Who is Ken Buck, and why won’t wikipedia let me know?

I was wondering about the politician in Colorado, the “Tea Party” insurgent who won the Colorado Republican Primary on Tuesday for US Senate to take on Michael Bennett.  “Wait.  Is this the guy who claimed that bike paths were a UN plot?”  No, that’s the gubernatorial candidate — who is not going to win in large part because Tom Tancredo is running a third party campaign — but, might possibly win if not for that.

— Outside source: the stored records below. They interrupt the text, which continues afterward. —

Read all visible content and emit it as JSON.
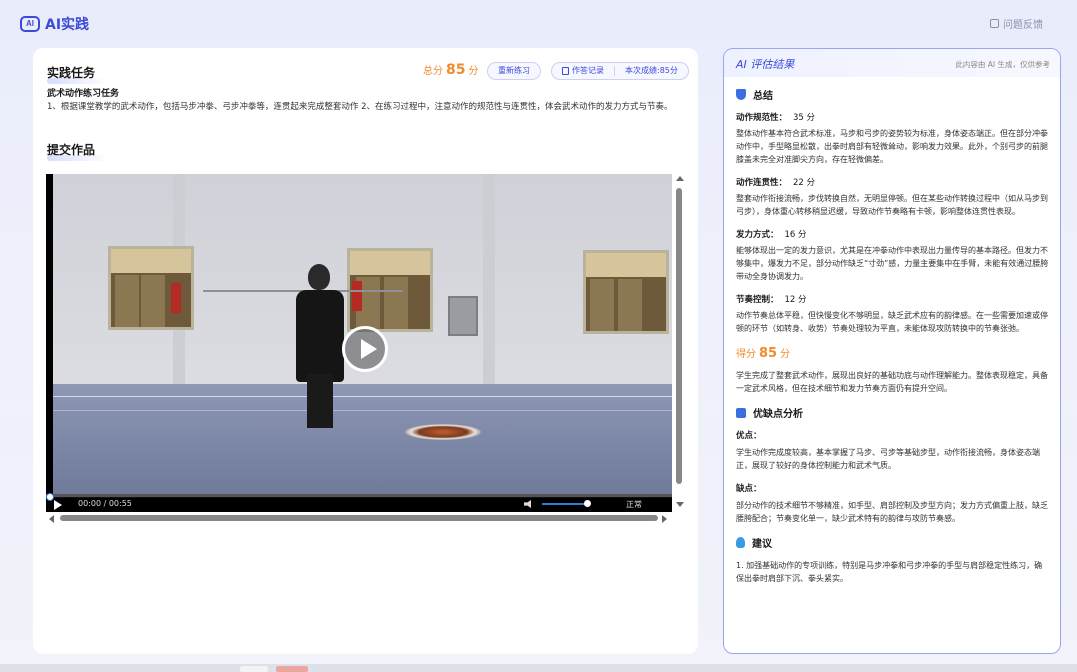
{
  "app": {
    "title": "AI实践",
    "logo_badge": "AI",
    "feedback": "问题反馈"
  },
  "task": {
    "section_title": "实践任务",
    "total_label": "总分",
    "total_score": "85",
    "total_unit": "分",
    "retry_button": "重新练习",
    "record_button": "作答记录",
    "current_score": "本次成绩:85分",
    "name": "武术动作练习任务",
    "description": "1、根据课堂教学的武术动作，包括马步冲拳、弓步冲拳等，连贯起来完成整套动作 2、在练习过程中，注意动作的规范性与连贯性，体会武术动作的发力方式与节奏。"
  },
  "submission": {
    "section_title": "提交作品",
    "video": {
      "time": "00:00 / 00:55",
      "quality": "正常",
      "progress": 0.0,
      "volume": 0.9
    }
  },
  "evaluation": {
    "title": "AI 评估结果",
    "note": "此内容由 AI 生成，仅供参考",
    "summary_title": "总结",
    "items": [
      {
        "label": "动作规范性：",
        "score": "35 分",
        "text": "整体动作基本符合武术标准，马步和弓步的姿势较为标准，身体姿态端正。但在部分冲拳动作中，手型略显松散，出拳时肩部有轻微耸动，影响发力效果。此外，个别弓步的前腿膝盖未完全对准脚尖方向，存在轻微偏差。"
      },
      {
        "label": "动作连贯性：",
        "score": "22 分",
        "text": "整套动作衔接流畅，步伐转换自然，无明显停顿。但在某些动作转换过程中（如从马步到弓步），身体重心转移稍显迟缓，导致动作节奏略有卡顿，影响整体连贯性表现。"
      },
      {
        "label": "发力方式：",
        "score": "16 分",
        "text": "能够体现出一定的发力意识，尤其是在冲拳动作中表现出力量传导的基本路径。但发力不够集中，爆发力不足，部分动作缺乏“寸劲”感，力量主要集中在手臂，未能有效通过腰胯带动全身协调发力。"
      },
      {
        "label": "节奏控制：",
        "score": "12 分",
        "text": "动作节奏总体平稳，但快慢变化不够明显，缺乏武术应有的韵律感。在一些需要加速或停顿的环节（如转身、收势）节奏处理较为平直，未能体现攻防转换中的节奏张弛。"
      }
    ],
    "score_label": "得分",
    "score_value": "85",
    "score_unit": "分",
    "score_comment": "学生完成了整套武术动作，展现出良好的基础功底与动作理解能力。整体表现稳定，具备一定武术风格，但在技术细节和发力节奏方面仍有提升空间。",
    "analysis_title": "优缺点分析",
    "pros_label": "优点：",
    "pros_text": "学生动作完成度较高，基本掌握了马步、弓步等基础步型，动作衔接流畅，身体姿态端正，展现了较好的身体控制能力和武术气质。",
    "cons_label": "缺点：",
    "cons_text": "部分动作的技术细节不够精准，如手型、肩部控制及步型方向；发力方式偏重上肢，缺乏腰胯配合；节奏变化单一，缺少武术特有的韵律与攻防节奏感。",
    "advice_title": "建议",
    "advice_text": "1. 加强基础动作的专项训练，特别是马步冲拳和弓步冲拳的手型与肩部稳定性练习，确保出拳时肩部下沉、拳头紧实。"
  },
  "colors": {
    "accent": "#3b4ad9",
    "score": "#f08c2e",
    "panel_border": "#9aa7f0"
  }
}
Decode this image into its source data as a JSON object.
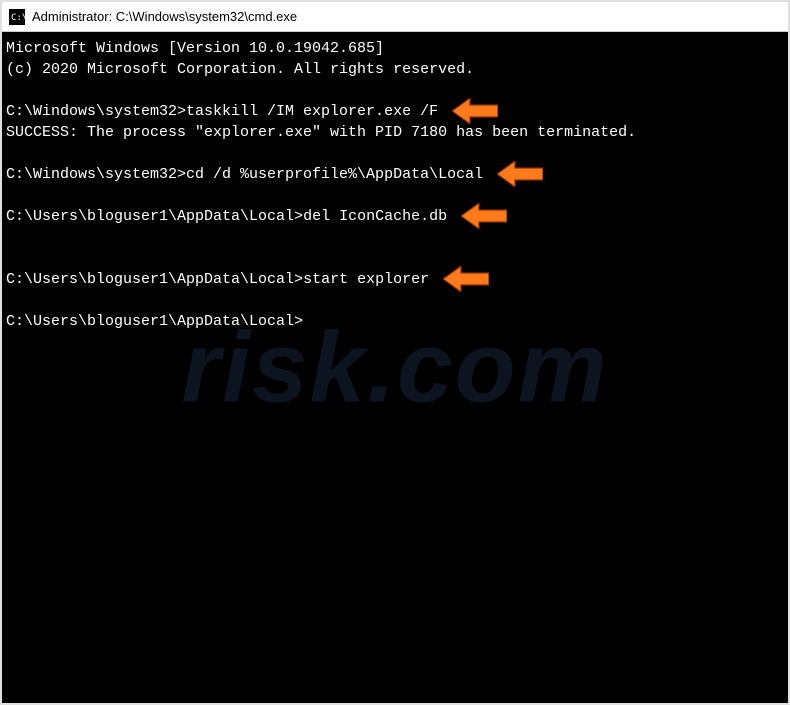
{
  "window": {
    "title": "Administrator: C:\\Windows\\system32\\cmd.exe"
  },
  "terminal": {
    "lines": [
      {
        "prompt": "",
        "command": "",
        "text": "Microsoft Windows [Version 10.0.19042.685]"
      },
      {
        "prompt": "",
        "command": "",
        "text": "(c) 2020 Microsoft Corporation. All rights reserved."
      },
      {
        "blank": true
      },
      {
        "prompt": "C:\\Windows\\system32>",
        "command": "taskkill /IM explorer.exe /F",
        "arrow": true
      },
      {
        "prompt": "",
        "command": "",
        "text": "SUCCESS: The process \"explorer.exe\" with PID 7180 has been terminated."
      },
      {
        "blank": true
      },
      {
        "prompt": "C:\\Windows\\system32>",
        "command": "cd /d %userprofile%\\AppData\\Local",
        "arrow": true
      },
      {
        "blank": true
      },
      {
        "prompt": "C:\\Users\\bloguser1\\AppData\\Local>",
        "command": "del IconCache.db",
        "arrow": true
      },
      {
        "blank": true
      },
      {
        "blank": true
      },
      {
        "prompt": "C:\\Users\\bloguser1\\AppData\\Local>",
        "command": "start explorer",
        "arrow": true
      },
      {
        "blank": true
      },
      {
        "prompt": "C:\\Users\\bloguser1\\AppData\\Local>",
        "command": ""
      }
    ]
  },
  "annotations": {
    "arrow_color_fill": "#ff7a1a",
    "arrow_color_stroke": "#8a2e00"
  },
  "watermark": {
    "text": "risk.com"
  }
}
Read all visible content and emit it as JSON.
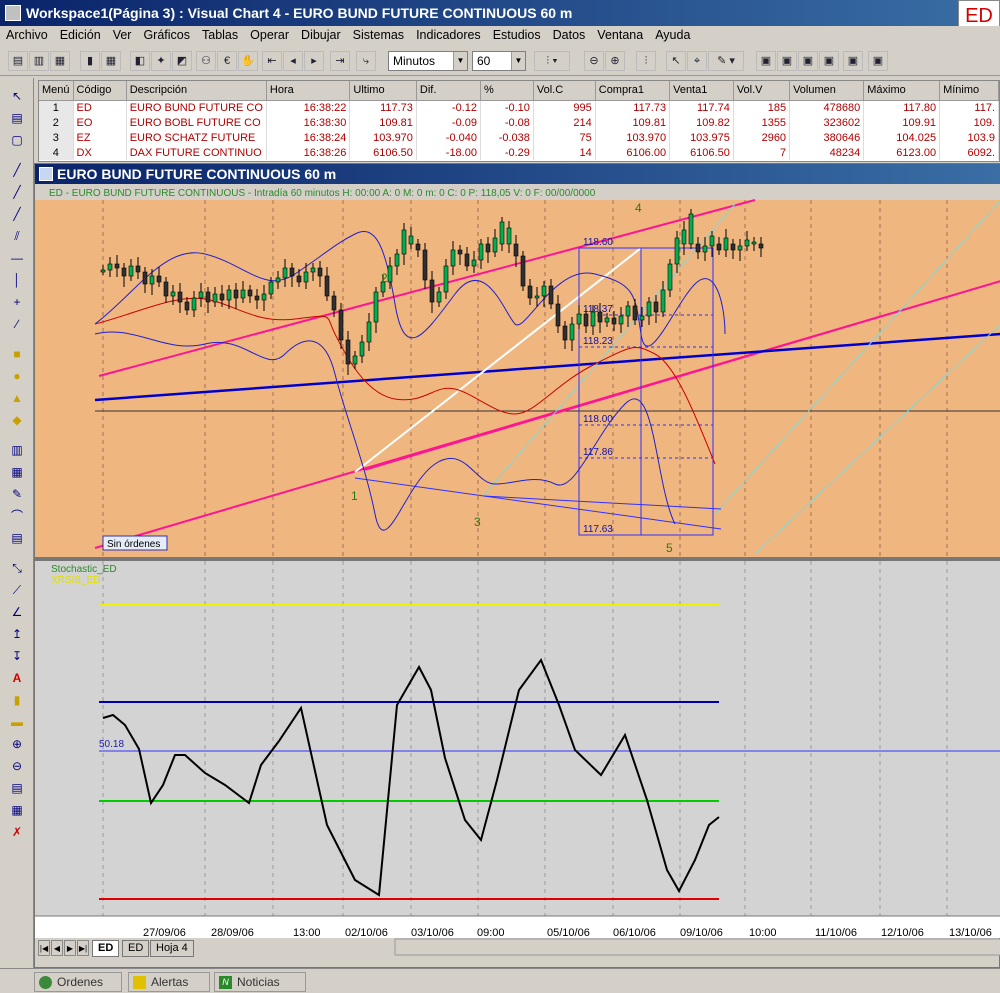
{
  "window": {
    "title": "Workspace1(Página 3) : Visual Chart 4 - EURO BUND FUTURE CONTINUOUS 60 m",
    "badge": "ED"
  },
  "menu": [
    "Archivo",
    "Edición",
    "Ver",
    "Gráficos",
    "Tablas",
    "Operar",
    "Dibujar",
    "Sistemas",
    "Indicadores",
    "Estudios",
    "Datos",
    "Ventana",
    "Ayuda"
  ],
  "toolbar": {
    "period_unit": "Minutos",
    "period_value": "60"
  },
  "quotes": {
    "columns": [
      "Menú",
      "Código",
      "Descripción",
      "Hora",
      "Ultimo",
      "Dif.",
      "%",
      "Vol.C",
      "Compra1",
      "Venta1",
      "Vol.V",
      "Volumen",
      "Máximo",
      "Mínimo"
    ],
    "rows": [
      [
        "1",
        "ED",
        "EURO BUND FUTURE CO",
        "16:38:22",
        "117.73",
        "-0.12",
        "-0.10",
        "995",
        "117.73",
        "117.74",
        "185",
        "478680",
        "117.80",
        "117."
      ],
      [
        "2",
        "EO",
        "EURO BOBL FUTURE CO",
        "16:38:30",
        "109.81",
        "-0.09",
        "-0.08",
        "214",
        "109.81",
        "109.82",
        "1355",
        "323602",
        "109.91",
        "109."
      ],
      [
        "3",
        "EZ",
        "EURO SCHATZ FUTURE",
        "16:38:24",
        "103.970",
        "-0.040",
        "-0.038",
        "75",
        "103.970",
        "103.975",
        "2960",
        "380646",
        "104.025",
        "103.9"
      ],
      [
        "4",
        "DX",
        "DAX FUTURE CONTINUO",
        "16:38:26",
        "6106.50",
        "-18.00",
        "-0.29",
        "14",
        "6106.00",
        "6106.50",
        "7",
        "48234",
        "6123.00",
        "6092."
      ]
    ]
  },
  "chart": {
    "caption": "EURO BUND FUTURE CONTINUOUS 60 m",
    "info_line": "ED - EURO BUND FUTURE CONTINUOUS - Intradía 60 minutos  H: 00:00  A: 0  M: 0  m: 0  C: 0  P: 118,05  V: 0  F: 00/00/0000",
    "fib_levels": [
      "118.60",
      "118.37",
      "118.23",
      "118.00",
      "117.86",
      "117.63"
    ],
    "wave_labels": [
      "1",
      "2",
      "3",
      "4",
      "5"
    ],
    "orders_label": "Sin órdenes",
    "stoch_title": "Stochastic_ED",
    "stoch_subtitle": "XRSIB_ED",
    "stoch_value": "50.18",
    "date_labels": [
      "27/09/06",
      "28/09/06",
      "13:00",
      "02/10/06",
      "03/10/06",
      "09:00",
      "05/10/06",
      "06/10/06",
      "09/10/06",
      "10:00",
      "11/10/06",
      "12/10/06",
      "13/10/06"
    ]
  },
  "sheets": [
    "ED",
    "ED",
    "Hoja 4"
  ],
  "statusbar": {
    "tabs": [
      "Ordenes",
      "Alertas",
      "Noticias"
    ]
  }
}
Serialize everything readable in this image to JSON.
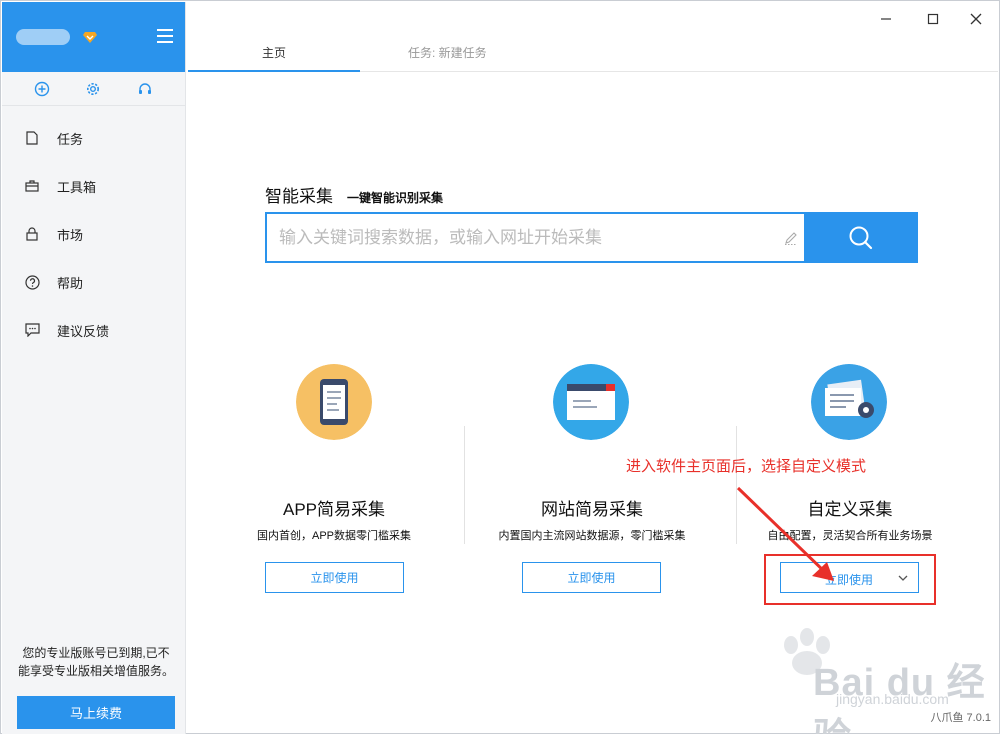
{
  "sidebar": {
    "nav": [
      {
        "label": "任务",
        "icon": "document-icon"
      },
      {
        "label": "工具箱",
        "icon": "toolbox-icon"
      },
      {
        "label": "市场",
        "icon": "lock-icon"
      },
      {
        "label": "帮助",
        "icon": "question-icon"
      },
      {
        "label": "建议反馈",
        "icon": "feedback-icon"
      }
    ],
    "expired_text": "您的专业版账号已到期,已不能享受专业版相关增值服务。",
    "renew_label": "马上续费"
  },
  "tabs": {
    "home": "主页",
    "task": "任务: 新建任务"
  },
  "smart": {
    "title": "智能采集",
    "subtitle": "一键智能识别采集",
    "placeholder": "输入关键词搜索数据，或输入网址开始采集"
  },
  "cards": [
    {
      "title": "APP简易采集",
      "desc": "国内首创，APP数据零门槛采集",
      "button": "立即使用"
    },
    {
      "title": "网站简易采集",
      "desc": "内置国内主流网站数据源，零门槛采集",
      "button": "立即使用"
    },
    {
      "title": "自定义采集",
      "desc": "自由配置，灵活契合所有业务场景",
      "button": "立即使用"
    }
  ],
  "annotation": "进入软件主页面后，选择自定义模式",
  "watermark": {
    "text": "Bai du 经验",
    "url": "jingyan.baidu.com"
  },
  "version": "八爪鱼 7.0.1",
  "colors": {
    "accent": "#2a93ec",
    "annotation": "#e8302a"
  }
}
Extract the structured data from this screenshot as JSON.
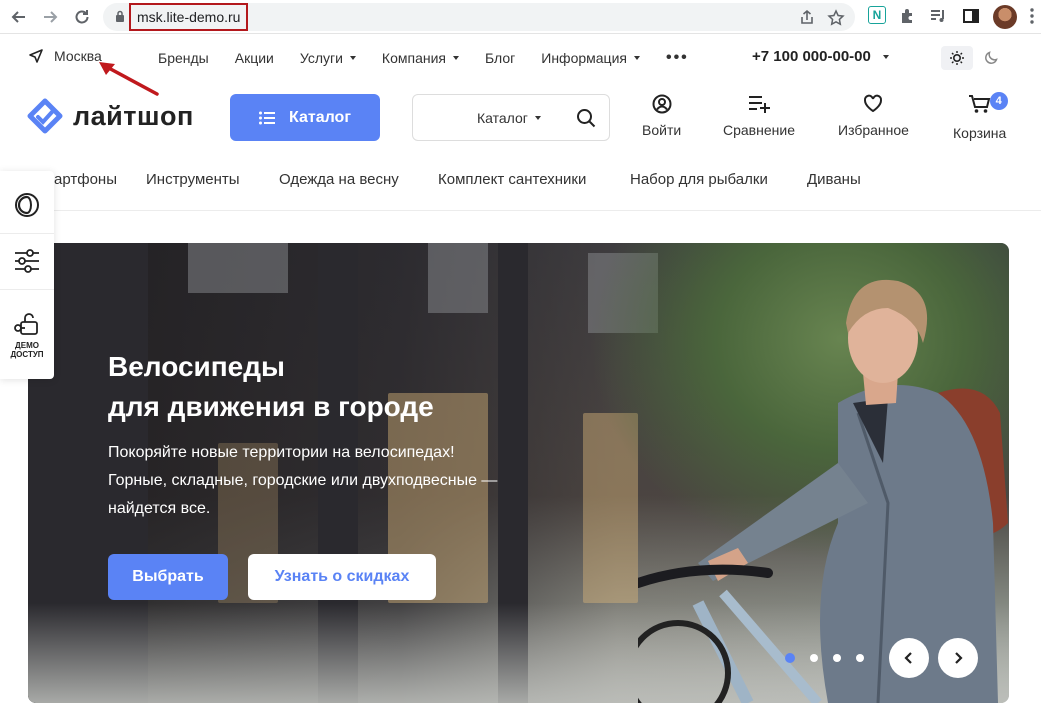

I checked wikipedia for “Ken Buck”.  Even considering that he was regarded as inconsequential until recently, even considering that his chances to take the Republican nomination didn’t spike up until late in the primary campaign, I was surprised by how the wikipedia article read.  It was as though written by the Ken Buck for Senate campaign.  These things, understand, are contested — partisans for the candidates tending to devote more time than they particularly desire to affecting the wikipedia article.  Perhaps this is a show of the front-runner sleeping on the race, perhaps it is a show of a low-tech electorate, perhaps a show of how wikipedia has slid out of the credibility scale.

Seriously, I can’t recall the sentence that had been on the page that was hilariously self-serving — something about an epiphany from God that lead him into Public Service and doing the People’s Business and turning around a previously skeptical person.
It still is a jagged article.

The editing history is worth a gander, as it beefs up a previously static and useless page.

Things that drive me more nuts than they should… Chris Good analyzes the chances that the Republican Party might take over the Senate.
He categorizes New Hampshire as currently held by Democrats.  He does not place Ohio’s race into the list of potential Democratic pick-ups, even though the Democrat has better standing there than the Democrat in most of the list of states listed.  This would bring the number from 13 and 4 over to 12 and 6.

Number of comments to take to “Journolist” in this decent ezra klein blog post: ten, but that’s because it didn’t pop into the mind for some of the previous commenters — commenter #9 and his “nearly half public Ozers taking government handouts and not citizens” probably should have crammed it in.